China raises coal use figures by billions of tonnes: Report

China raises coal use figures by billions of tonnes: Report

China has been underreporting its coal consumption for years, experts said Wednesday after reports that official statistics have been revised upwards by hundreds of millions of tonnes a year.

The National Bureau of Statistics raised the figures for coal consumption in previous years by as much as 17 percent in its most recent yearbook, the New York Times reported.

For 2012 alone the increase was 600 million tonnes, it said - over 70 percent of the United States' annual coal consumption, and implying that China's annual emissions of greenhouse gas carbon dioxide had been underestimated by more than Germany's total yearly output.

The development comes ahead of a UN climate summit in Paris, which will seek to unite all the world's nations in a single agreement on tackling climate change, but is expected to see difficult negotiations on how the burden should be divided between countries.

The new figures suggest that Chinese emissions have been a significantly larger driver of global warming than previously thought.

The National Bureau of Statistics did not immediately confirm the revisions to AFP, and the figures from its energy statistical yearbook are not available on its website.

But at a coal conference in Beijing, Zhou Fengqi, an advisor to the National Development and Reform Commission, China's top planning body, told AFP: "The new figures are more accurate than before." The data has depended on incomplete provincial statistics, he said.

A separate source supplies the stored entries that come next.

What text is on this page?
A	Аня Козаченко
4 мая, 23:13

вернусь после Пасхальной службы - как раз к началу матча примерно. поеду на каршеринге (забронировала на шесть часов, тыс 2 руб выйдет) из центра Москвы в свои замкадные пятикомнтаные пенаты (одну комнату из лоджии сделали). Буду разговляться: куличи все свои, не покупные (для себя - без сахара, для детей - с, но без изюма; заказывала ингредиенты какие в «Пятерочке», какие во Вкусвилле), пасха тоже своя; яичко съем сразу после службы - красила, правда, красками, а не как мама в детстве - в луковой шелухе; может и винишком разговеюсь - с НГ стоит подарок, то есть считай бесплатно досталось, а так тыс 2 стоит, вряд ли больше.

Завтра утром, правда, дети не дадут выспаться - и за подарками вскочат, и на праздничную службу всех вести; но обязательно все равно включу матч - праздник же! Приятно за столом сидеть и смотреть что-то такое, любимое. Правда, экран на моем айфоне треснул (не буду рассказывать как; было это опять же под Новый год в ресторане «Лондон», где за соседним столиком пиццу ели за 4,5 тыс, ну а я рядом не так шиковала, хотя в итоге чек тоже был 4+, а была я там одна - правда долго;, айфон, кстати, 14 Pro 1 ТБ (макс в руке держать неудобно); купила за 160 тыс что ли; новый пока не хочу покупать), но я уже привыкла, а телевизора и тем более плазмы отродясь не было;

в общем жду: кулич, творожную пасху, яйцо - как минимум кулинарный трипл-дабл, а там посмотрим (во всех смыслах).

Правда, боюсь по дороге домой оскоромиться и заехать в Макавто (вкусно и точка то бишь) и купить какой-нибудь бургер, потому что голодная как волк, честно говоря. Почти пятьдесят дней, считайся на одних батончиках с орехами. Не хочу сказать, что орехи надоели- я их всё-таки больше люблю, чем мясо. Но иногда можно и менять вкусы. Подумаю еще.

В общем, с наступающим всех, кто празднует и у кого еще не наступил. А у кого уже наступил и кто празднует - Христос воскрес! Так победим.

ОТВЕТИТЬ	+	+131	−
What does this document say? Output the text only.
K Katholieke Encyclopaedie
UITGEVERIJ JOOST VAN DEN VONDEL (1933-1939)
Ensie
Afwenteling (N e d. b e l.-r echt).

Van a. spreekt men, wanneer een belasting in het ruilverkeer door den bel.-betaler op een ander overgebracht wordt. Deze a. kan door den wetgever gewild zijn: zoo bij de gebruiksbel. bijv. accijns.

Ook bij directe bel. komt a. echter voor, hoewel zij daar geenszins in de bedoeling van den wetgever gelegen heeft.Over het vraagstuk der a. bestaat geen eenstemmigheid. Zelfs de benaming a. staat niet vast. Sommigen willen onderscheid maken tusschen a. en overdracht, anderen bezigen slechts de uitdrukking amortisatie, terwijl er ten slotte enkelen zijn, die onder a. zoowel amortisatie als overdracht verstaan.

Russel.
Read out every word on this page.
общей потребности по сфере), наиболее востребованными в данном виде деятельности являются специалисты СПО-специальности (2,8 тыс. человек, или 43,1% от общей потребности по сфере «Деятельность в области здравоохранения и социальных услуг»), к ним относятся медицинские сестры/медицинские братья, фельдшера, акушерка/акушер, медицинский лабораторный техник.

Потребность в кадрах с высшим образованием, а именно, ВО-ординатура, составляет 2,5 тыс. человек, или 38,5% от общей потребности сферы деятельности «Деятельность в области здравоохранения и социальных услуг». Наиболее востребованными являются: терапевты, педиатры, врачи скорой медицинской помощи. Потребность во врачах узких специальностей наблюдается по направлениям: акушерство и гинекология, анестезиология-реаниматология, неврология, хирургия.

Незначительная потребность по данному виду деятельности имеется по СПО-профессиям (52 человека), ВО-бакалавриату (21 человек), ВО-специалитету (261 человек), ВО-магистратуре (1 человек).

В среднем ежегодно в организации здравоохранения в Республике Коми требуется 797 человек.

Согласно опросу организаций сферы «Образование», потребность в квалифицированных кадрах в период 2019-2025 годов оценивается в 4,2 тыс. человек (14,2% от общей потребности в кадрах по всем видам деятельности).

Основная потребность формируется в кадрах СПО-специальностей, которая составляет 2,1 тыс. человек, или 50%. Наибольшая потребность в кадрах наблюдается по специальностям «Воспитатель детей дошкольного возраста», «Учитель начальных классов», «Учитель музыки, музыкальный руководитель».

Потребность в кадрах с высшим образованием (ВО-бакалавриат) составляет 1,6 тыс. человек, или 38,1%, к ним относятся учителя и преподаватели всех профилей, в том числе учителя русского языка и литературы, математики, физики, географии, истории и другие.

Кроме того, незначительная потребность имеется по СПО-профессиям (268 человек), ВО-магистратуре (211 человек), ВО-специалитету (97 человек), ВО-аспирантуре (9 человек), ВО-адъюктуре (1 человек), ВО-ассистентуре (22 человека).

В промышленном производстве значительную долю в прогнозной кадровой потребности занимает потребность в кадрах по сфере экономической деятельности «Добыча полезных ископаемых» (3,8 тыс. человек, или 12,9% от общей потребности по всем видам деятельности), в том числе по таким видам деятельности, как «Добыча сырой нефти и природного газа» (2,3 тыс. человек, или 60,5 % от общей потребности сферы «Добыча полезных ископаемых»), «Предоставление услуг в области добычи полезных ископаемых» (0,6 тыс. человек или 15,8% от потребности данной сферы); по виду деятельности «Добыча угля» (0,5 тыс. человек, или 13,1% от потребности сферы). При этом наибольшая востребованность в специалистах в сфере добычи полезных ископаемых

"We always felt there was a gap between the National Coal Association's statistics and the National Bureau of Statistics figures. Now the national figures have progressed, and more accurately reflect the situation." Song Guojun, professor of environmental economics at Renmin University, said the adjusted figures were "certainly more reliable".

"Coal is a very common thing in China. At the county level and below, and even at the city level, there were many sources of coal use which did not make it into the official statistics gathering mechanism," he said.

A shift towards more environmentally friendly development is China's "duty and contribution to humanity" as one of the world's largest countries, Premier Li Keqiang said this week during a visit by French President Francois Hollande.

China has pledged that its carbon dioxide emissions will peak by "around 2030".

Yang Fuqiang, senior climate change advisor at the Natural Resources Defense Council, a US environmental campaign group, said the new coal statistics would not necessarily affect the Paris negotiations, as Beijing's commitment was "only about a peak rather than the total volume of CO2 emissions".

But "there will be more concern about the volume of emissions", he added.